Just Before Culverden

Just before Culverden she is thinking that he doesn’t 
smell like love anymore, chews at the air like a tooth

aching dog, is driving hunched, too fast and sickening
with every new twist, each mindless enunciation about

‘getting there’, the car aimed resolute at the darkening 
hills like a nail and the rain begins to fall … What is she

saying? This is not rain, not falling—could swimming 
pools of water thrown down by infantile gods disguised 

as heavy, deep-chested clouds be described as rain?
And those bright angry tantrums bending the sky over

for a good old rollicking, a serious forking—lightning? 
They stop near the public loos, cowering heavy under

the niagara, the gashed atmosphere’s horror—rolling 
kilometres of slashed air caving in and … what the hell

are you doing? she screams, as he pulls a coat around 
him, wide-brimmed bowls hat jammed on, ridiculous

white, and, shouting above the slick clatter, he opens 
the door as if gods don’t matter: ‘We need to charge!’ 

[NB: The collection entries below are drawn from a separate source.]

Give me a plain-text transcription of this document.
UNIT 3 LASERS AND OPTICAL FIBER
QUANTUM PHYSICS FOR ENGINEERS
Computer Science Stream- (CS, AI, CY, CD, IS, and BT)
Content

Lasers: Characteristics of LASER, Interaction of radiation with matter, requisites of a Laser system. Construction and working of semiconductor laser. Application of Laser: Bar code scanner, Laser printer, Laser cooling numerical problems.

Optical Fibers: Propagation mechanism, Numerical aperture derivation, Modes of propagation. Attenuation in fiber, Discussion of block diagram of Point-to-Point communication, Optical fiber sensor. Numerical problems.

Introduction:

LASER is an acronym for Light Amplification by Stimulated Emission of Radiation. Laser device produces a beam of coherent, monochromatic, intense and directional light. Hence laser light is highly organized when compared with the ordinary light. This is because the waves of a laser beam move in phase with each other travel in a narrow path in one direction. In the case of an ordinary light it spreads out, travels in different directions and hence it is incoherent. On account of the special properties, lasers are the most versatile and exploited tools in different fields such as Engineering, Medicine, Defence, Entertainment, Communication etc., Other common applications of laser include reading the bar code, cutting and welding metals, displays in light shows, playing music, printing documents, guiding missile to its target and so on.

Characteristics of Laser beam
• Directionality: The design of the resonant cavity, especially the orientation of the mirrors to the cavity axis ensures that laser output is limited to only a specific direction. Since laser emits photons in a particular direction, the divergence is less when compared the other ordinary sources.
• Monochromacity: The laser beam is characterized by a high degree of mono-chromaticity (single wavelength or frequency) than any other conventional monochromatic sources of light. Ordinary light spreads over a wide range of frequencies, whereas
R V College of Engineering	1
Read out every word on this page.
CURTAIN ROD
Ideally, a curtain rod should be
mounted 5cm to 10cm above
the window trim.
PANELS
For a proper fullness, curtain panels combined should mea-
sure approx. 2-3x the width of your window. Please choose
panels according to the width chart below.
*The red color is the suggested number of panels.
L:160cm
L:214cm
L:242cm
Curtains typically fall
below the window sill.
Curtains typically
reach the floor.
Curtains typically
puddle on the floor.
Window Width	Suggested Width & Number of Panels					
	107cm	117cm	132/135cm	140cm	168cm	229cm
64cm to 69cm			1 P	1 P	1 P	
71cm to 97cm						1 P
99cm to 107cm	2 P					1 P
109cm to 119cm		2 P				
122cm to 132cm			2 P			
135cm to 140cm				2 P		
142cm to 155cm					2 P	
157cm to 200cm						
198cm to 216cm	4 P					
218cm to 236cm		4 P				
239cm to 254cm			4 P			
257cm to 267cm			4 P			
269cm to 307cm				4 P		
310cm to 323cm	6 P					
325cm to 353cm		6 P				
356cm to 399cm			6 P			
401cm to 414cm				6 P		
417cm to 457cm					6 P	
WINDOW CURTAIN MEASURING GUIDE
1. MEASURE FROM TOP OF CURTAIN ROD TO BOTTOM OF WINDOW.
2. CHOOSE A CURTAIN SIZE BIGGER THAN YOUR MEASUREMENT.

Now that’s ironic she notes as his blurred form strobes 
about getting the cable in and she wonders if being

in a metal box, sat on forty thousand volts, umbilicalled
to a 50 kilowatt charger, attracts lightning the same way

she’d drawn trouble walking into any bar? And now you 
couldn’t pass a photon between flash and thunder, this 

space as tiny as that between oblivion and her terror; 
with anticipation worse than the frenzy outside, how will

this loss feel? And what did he mean, when joining
the storm, about it being great weather for a barbecue?


Nigel Skjellerup lives and works in Ōtautahi Christchurch. He has been published before in various New Zealand literary journals.